Prin1 is the principal component 1 . I need a correlation table for the original variables with the PCs

 

I cant do that using the component pattern profile plot as there are 9 variables and hence 9 PCs and it looooks really cluttered 

 

Further i could have gleaned more information from the component plots but i dont get the all plots for all the different combinations of PCS and  variables 

 

The only option left now is to get the correlations in a tabular format but i cant seem to run the code because of  the error for Prin1 when its clearly a PC as you can see from the eigenvectors table. 

 

Look forward to hearnig from you !! Kind Regards

 

 

 

 

axelpuri
Fluorite | Level 6
Btw i was able to get the table just now
What i dont understand is why didn't i have to enter my data as work.mydatasetname in the data= ... part ?
/* what are the correlations between PCs and orig vars? */
proc corr data=PCOUT noprob nosimple;
var MW LogP LogD Hdonors Hacceptors PSA ROT NATOM NRING;
with Prin1-Prin9;
run;

What does PCout mean ?
IanWakeling
Barite | Level 11

PRINCOMP leaves the input data set umodified, and adds the principal component scores to the OUT= data set.  So you should be using syntax something like this:

proc princomp data=myData  out=PCOUT  <other options>;
  var ...
run;

proc corr data=PCOUT <options>;
  var ...
  with ...
run;
PaigeMiller
Diamond | Level 26

@axelpuri wrote:
Btw i was able to get the table just now
What i dont understand is why didn't i have to enter my data as work.mydatasetname in the data= ... part ?
/* what are the correlations between PCs and orig vars? */
proc corr data=PCOUT noprob nosimple;
var MW LogP LogD Hdonors Hacceptors PSA ROT NATOM NRING;
with Prin1-Prin9;
run;

What does PCout mean ?

PCOUT is the name of a data set created by PROC PRINCOMP in the code above.
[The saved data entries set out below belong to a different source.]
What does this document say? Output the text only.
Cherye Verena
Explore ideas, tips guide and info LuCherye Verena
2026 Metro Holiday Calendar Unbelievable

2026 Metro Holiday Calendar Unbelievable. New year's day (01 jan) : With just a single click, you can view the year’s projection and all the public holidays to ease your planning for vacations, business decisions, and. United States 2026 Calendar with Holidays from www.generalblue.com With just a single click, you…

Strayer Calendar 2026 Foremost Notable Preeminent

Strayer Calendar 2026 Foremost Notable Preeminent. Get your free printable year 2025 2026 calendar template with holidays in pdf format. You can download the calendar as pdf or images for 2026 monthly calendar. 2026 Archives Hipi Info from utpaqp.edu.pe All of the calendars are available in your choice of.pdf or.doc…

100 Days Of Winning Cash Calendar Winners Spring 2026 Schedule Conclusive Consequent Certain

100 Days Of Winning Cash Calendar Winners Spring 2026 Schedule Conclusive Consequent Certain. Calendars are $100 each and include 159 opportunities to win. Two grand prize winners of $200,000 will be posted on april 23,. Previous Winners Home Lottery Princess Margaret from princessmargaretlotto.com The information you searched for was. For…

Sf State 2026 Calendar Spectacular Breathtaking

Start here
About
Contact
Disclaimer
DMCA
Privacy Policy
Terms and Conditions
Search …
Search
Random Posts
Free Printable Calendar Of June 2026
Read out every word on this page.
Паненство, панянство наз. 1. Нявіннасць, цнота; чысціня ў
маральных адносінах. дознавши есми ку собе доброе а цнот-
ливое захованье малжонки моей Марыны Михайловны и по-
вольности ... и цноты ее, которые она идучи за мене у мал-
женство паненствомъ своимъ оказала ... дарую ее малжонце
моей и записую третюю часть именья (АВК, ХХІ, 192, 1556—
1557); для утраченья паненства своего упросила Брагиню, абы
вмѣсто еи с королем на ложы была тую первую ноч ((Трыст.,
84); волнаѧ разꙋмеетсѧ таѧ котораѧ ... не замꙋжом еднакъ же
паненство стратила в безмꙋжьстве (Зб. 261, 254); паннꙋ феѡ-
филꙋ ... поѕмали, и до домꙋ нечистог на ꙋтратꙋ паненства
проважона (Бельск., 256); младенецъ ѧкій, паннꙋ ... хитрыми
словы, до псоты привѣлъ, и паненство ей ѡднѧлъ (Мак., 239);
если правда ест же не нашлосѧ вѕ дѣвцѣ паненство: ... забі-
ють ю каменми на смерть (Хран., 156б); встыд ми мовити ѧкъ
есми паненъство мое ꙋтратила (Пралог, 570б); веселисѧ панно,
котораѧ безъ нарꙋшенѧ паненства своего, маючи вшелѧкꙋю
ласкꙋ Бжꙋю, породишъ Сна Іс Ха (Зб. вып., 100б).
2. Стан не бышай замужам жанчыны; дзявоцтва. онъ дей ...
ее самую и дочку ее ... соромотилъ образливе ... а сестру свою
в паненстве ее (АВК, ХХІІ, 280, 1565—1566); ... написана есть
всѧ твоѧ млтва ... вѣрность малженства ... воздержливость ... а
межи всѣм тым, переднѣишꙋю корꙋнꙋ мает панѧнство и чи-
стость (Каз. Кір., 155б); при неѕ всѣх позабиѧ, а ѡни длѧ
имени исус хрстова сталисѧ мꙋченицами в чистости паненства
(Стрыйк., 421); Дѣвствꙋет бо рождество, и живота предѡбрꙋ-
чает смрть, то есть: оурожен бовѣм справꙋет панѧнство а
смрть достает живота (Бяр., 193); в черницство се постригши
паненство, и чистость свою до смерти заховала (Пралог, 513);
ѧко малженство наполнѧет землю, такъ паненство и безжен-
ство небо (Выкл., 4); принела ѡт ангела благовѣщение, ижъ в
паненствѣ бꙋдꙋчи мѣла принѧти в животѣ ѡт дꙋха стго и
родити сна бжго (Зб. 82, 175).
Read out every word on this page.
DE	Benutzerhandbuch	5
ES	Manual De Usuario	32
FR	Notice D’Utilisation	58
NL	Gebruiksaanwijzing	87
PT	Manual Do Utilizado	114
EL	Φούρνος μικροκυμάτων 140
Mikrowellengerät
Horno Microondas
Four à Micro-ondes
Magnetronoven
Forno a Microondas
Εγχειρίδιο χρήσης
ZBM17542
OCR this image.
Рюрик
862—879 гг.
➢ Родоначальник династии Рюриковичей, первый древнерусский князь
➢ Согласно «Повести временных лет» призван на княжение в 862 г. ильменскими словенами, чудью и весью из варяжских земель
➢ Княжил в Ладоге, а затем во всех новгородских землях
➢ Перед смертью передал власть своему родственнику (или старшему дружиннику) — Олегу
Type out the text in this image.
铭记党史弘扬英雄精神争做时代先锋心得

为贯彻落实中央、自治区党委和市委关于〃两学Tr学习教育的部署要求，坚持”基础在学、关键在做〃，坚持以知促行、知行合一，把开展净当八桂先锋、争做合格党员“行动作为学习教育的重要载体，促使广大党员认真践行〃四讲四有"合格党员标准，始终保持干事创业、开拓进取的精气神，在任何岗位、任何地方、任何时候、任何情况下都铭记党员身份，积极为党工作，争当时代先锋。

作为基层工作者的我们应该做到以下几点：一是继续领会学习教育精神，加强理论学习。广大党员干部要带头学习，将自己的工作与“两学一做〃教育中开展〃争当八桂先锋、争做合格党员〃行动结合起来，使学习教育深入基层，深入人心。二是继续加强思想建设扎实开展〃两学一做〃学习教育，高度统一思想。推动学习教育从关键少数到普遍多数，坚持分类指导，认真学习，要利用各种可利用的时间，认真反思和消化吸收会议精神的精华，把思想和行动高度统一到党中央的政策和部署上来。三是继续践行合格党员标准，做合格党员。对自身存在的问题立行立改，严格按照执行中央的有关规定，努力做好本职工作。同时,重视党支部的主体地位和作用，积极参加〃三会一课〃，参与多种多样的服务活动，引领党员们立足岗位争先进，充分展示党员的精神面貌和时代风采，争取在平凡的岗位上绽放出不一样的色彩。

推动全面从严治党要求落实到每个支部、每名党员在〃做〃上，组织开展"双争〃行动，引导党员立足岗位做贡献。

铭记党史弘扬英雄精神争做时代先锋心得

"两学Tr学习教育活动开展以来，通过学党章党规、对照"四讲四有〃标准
It contains both the original variables and the principal components (PRIN1-PRIN9) variables. 

 

So, if you are going to produce a correlation analysis between the original variables and the principal component variables, they must be in the same data set, which in this case is PCOUT. If you run PROC CORR on PCOUT, you can obtain the desired correlations.

--
Paige Miller
PaigeMiller
Diamond | Level 26

@axelpuri wrote:

Prin1 is the principal component 1 . I need a correlation table for the original variables with the PCs

 

I cant do that using the component pattern profile plot as there are 9 variables and hence 9 PCs and it looooks really cluttered 

 

Further i could have gleaned more information from the component plots but i dont get the all plots for all the different combinations of PCS and  variables 

 

The only option left now is to get the correlations in a tabular format but i cant seem to run the code because of  the error for Prin1 when its clearly a PC as you can see from the eigenvectors table. 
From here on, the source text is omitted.